Walker won't mind letting King get one guitar up on him, because he's fully aware what rarefied air he breathes when in the position to trade guitars with B.B. King.

Walker is 41, not that old by blues standards, and although he hasn't had a major hit, as King had at the same age, he's a star on the blues circuit. He just toured as the opening act for Huey Lewis and the News, and was the first name King mentioned when asked, "Who's coming up in the blues?"

Walker started as a musician in 1966 in San Francisco, in a blues and soul band called the Brougham Brothers. "Funky soul blues. We played the original Fillmore, the Avalon Ballroom out by the beach . . . jam nights, the Casbah Club, after-hours clubs."

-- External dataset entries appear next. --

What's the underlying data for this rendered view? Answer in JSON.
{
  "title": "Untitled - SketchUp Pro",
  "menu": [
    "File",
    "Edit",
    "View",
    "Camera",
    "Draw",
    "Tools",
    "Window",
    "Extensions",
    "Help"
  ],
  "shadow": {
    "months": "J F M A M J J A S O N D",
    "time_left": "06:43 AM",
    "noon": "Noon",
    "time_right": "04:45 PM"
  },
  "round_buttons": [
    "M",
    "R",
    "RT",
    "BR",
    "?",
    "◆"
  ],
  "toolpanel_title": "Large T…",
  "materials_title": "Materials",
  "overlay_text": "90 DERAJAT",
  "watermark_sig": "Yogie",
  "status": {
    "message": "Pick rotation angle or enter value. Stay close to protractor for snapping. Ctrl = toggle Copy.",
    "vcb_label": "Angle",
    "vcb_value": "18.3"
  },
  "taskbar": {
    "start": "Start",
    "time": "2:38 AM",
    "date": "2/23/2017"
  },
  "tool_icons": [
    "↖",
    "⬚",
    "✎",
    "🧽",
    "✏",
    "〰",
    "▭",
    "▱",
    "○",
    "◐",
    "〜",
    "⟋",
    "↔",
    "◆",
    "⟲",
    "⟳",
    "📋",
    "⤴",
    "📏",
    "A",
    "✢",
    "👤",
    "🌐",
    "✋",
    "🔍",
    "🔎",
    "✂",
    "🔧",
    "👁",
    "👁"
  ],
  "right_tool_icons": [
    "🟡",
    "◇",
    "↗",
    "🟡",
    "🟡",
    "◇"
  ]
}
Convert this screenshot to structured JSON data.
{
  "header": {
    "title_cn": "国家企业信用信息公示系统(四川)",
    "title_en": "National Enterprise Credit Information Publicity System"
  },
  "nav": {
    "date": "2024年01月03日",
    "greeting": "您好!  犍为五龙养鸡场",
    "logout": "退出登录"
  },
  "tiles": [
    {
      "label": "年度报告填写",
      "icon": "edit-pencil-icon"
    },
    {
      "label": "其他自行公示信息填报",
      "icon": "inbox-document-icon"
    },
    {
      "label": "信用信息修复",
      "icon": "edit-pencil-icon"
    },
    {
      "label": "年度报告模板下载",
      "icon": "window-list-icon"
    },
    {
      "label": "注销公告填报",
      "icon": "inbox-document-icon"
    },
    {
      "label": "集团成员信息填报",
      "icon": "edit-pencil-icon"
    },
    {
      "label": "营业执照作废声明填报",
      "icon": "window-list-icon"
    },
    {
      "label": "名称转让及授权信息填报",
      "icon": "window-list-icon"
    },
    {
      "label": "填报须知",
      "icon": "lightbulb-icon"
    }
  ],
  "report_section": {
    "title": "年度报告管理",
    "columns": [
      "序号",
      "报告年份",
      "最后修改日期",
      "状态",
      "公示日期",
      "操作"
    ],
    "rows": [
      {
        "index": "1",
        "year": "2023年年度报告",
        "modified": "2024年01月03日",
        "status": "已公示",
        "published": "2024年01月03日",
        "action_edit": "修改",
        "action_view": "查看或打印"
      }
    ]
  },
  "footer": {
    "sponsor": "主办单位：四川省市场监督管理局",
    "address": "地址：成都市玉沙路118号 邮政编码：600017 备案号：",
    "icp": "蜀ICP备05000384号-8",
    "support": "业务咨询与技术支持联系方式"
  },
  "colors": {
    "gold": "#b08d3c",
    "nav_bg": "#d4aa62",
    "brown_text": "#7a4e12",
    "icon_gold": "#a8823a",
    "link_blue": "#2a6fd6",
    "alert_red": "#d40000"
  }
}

''In those days, the Fillmore was an all-black neighborhood, sort of like Harlem -- a whole different atmosphere."

His blues career was sidetracked starting in the '70s, with a 10-year gig with Spiritual Corinthians, a gospel group. Since 1985, when he toured Europe with the Mississippi Delta Blues Band, his focus has been on doing the hard, slow work of building a blues following.

These days his band, Joe Louis Walker and the Boss Talkers, is one of the hottest and most respected blues bands in the Bay Area. People have been paying attention -- he was named Contemporary Blues Artist of the Year this year and in 1988 at the W.C. Handy Awards, and has been honored around the nation and in France for his albums, which include "Cold as the Night," "The Gift," "Blue Soul" and "Live At Slims."

His playing owes a touch to King, a touch to Albert Collins -- you can hear King's wonderful one-string screams in Walker's tunes, and you can hear a lot of Collins' ice-cold funkiness -- sometimes in the same tune. And the mix works, especially in conjunction with Walker's songwriting, which ranges from traditional and gospel influences to modern angst.

In the title tune of "The Gift," he hints of the old days for blacks in America, but there's an echo of modern fears:

It was a dream my mother's mother had which came true. She said, "Someone will always be watching over you. All you got to do is just be true. Don't you listen to the politicians who don't speak right. Don't be reaching for the preachers who don't preach right. This one thing I want to leave with you: if you live long enough, there's a higher power out there. You'd better find it, before it finds you."

Walker is respectful of people who have helped keep the blues alive (he has gone into Oakland schools to teach the blues to children raised on rap). He's especially respectful of Dick Waterman, who has managed many artists (he recently brought long-time expatriate blues pianist "Champion" Jack Dupree back to the United States); and Bonnie Raitt, who helped revive Charles Brown's career. And, of course, King.

''B.B.'s like my stepfather. He helps me out, gives me advice. He puts me in line -- he and Albert Collins, Johnny Copeland.

''Man, some guys these days think they have it hard, trying to make in the music business, but geez, those guys really had it hard, in the Jim Crow days. They'd be touring, and they couldn't get gas, couldn't get food . . .

''The majority of these guys are not bitter, just grateful they outlived it, lived to see it changed."